I’m not aware that checking all VIES details is a legal requirement, as the information we got from our own tax agency is different. It’s possible that some countries are stricter than others, of course (we don’t know the Dutch law, we only communicated with our own tax agent).
As I wrote, we will review the check in a future update, to see how we can add further verifications. We work to improve the solution as much as we can, but please note that we are not tax consultants, and that we cannot give a guarantee of compliance.

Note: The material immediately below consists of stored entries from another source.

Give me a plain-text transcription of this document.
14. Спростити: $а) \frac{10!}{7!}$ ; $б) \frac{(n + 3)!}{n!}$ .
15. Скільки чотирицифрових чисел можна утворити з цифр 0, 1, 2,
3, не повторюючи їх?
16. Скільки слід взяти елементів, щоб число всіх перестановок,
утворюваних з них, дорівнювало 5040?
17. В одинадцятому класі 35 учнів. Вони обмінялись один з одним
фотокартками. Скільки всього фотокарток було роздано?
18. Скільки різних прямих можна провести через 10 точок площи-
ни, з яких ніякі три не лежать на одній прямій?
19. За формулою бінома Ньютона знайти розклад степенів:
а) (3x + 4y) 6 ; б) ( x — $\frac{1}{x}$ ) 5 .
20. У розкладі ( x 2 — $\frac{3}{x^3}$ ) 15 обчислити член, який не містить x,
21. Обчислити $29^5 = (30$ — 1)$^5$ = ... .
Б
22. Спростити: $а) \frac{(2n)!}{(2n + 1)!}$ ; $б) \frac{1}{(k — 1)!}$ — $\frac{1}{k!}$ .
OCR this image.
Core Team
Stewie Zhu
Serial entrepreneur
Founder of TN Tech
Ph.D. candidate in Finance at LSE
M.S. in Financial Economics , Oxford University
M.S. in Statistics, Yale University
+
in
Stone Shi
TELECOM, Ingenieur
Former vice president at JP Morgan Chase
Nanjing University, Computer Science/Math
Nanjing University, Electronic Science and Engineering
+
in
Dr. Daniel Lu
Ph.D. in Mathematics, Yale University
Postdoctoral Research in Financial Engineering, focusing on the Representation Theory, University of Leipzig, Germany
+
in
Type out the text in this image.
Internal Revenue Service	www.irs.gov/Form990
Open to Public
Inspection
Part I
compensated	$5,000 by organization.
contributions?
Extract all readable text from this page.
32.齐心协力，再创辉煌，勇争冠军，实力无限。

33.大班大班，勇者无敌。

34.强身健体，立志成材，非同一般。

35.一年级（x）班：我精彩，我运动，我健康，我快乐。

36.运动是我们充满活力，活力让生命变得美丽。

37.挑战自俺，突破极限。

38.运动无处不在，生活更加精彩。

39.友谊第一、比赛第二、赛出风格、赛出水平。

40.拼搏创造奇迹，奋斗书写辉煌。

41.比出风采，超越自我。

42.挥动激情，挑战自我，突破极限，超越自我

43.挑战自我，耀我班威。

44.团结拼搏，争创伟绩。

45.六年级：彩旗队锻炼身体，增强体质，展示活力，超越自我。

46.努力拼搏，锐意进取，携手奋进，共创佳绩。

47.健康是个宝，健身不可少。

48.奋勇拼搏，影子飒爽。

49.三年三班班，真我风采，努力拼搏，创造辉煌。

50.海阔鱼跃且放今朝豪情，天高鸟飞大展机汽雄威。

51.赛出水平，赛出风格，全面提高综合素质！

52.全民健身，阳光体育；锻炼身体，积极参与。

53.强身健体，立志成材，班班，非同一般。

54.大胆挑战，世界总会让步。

The fact that the information can easily be faked is probably the reason why larger marketplaces do not allow to enter a VAT number at checkout, but require a separate registration as a business (the VAT number is entered in the account page), with the inclusion of scans of official documents that prove the business registration, signatures and so on. For example, Amazon (which, incidentally, was the actual target of the new EU regulations, which were supposed to make the market “fairer for small businesses“), does that, so that they are 100% covered. A small merchant cannot implement and manage such a complicated system, thus getting into even further disadvantage.
Curiously, one of the most common requests we receive is to allow VAT to be deducted even when the VAT number check fails because VIES is not available (and it can happen, randomly, because each country provides its own independent system). The reason is that many of the SMB that sell digital products online want to streamline the checkout process as much as possible. Many of them never collected a single detail about the buyer: they published a PayPal “buy now” button, that the customer used to pay and get immediate access to the products.
Requesting extra information, such as name, address, etc, made the purchase process slower and more cumbersome, resulting in a much higher abandonment rate. Due to that, many merchants are trying to collect as little information as possible.
It looks like what the regulations ask and what the merchants are trying to do are going in opposite directions.